September 15, 2005 11:05 AM

Nearly every day an article appears in the financial press "explaining" that such and such a stock fell in price because its earnings did not meet the forecasts of analysts. What nonsense.

What would you say about someone who forecasts the winners of NFL games who got it wrong almost all the time? And why are people so fascinated with forecasts anyway? Election coverage is little more than breathless repetition of polls and long-winded discussions of what they mean for the candidates. Who is going to win the election is a question everyone seems to want to know. But, that knowledge is of little value and no one can predict it unless it is obvious to nearly anyone.

Back to the financial analysts. What the news says when it is announced that earnings are less or more than forecasts is that the analysts got it wrong. It doesn't mean anything about the company whose stock is involved. And the report that the price fell because of the difference between realized earnings and forecasts is just a story. No one knows why the price fell, or even if it did relative to the market portfolio.

There is no reason that one quarter's earnings relative to a forecast should change a company's value significantly. It should make the stock price of the analyst fall, not the company's. Nobody can forecast quarterly earnings reliably. They are random, after all. So they will seldom equal any expectation. The forecasts are also point forecasts of a single value. So any realized earnings will nearly always fail to fall on that single point.

As I said in my Edge Annual Question Center law...

The future is over forecasted and under predicted.

We are fascinated with them and pay people to do them even though they are almost never right. Sounds like the weatherman, but even weathermen do far better than financial analysts and political forecasters. Maybe it is just entertainment, The Forecasting Follies. Or, maybe humans, at least those raised in the present world where politics has elevated social statistics to a kind of belief system, look for any number when they face large uncertainties.

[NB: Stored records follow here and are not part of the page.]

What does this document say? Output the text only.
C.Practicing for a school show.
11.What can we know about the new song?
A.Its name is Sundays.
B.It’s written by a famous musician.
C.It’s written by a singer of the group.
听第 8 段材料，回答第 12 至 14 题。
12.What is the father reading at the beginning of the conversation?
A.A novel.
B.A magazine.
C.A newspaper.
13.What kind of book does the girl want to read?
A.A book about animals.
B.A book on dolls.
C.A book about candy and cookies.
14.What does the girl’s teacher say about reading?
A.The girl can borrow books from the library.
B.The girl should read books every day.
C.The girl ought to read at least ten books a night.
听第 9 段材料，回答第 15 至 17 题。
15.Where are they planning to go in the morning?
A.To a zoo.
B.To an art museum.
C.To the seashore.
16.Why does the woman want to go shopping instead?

Have a look at this terrific critique of forecasting by James Montier, The Folly of Forecasting published on the DrKW Research site (thanks to Nassim Taleb for bringing this to my attention). My book Hollywood Economics covers the forecasting follies in the movie business.

· Uncertainty

Comments

Posted by: Flower Online [TypeKey Profile Page] at September 12, 2006 7:11 AM

This is too large a topic to be fully explored in this forum, but I don't think that I can agree with all of Professor De Vany's comment, in particular the first three lines, (but in some other aspects too):

1. It is clear that analysts forecasts are generally poor; they are heavily guided by the companies themselves, but they do serve as a means to get information into the market and they do serve as a proxy for the markets expectations.

2. Commentators do seek for explanations of price movements and often they are wrong - especially along the lines of "S&P falls as investors see interest rates rising" in the morning followed by "S&P recovers as investors see interest rate weakness" in the afternoon. However, that does not mean that they are always wrong. I would be fairly confident in forecasting that if there was a major terrorist strike that took out significant amounts of Saudi oil production, stock markets would fall; using the same example, any commentator saying in this instance that "markets fell following the terrorist attack on Saudi oil facilities" would very probably be correct.

3. The fact that the analysts are wrong about a company's earnings does not alter the fact that the news that they are wrong can itself be "new news regarding the asset value of the company" that "would make the price fall". You can argue forever that analysts forecasts are unreliable junk (and I would agree with you), but if a company's earnings come in at half the number they are expected at by the analysts and by proxy the market (and this would probably be after the company had tried to steer the analysts down), then this is market sensitive news and the price will change as a result of it's announcement. Note that as Professor De Vany says, nothing has actually changed at the company as a result of the news itself, but the market's information about the company certainly has changed.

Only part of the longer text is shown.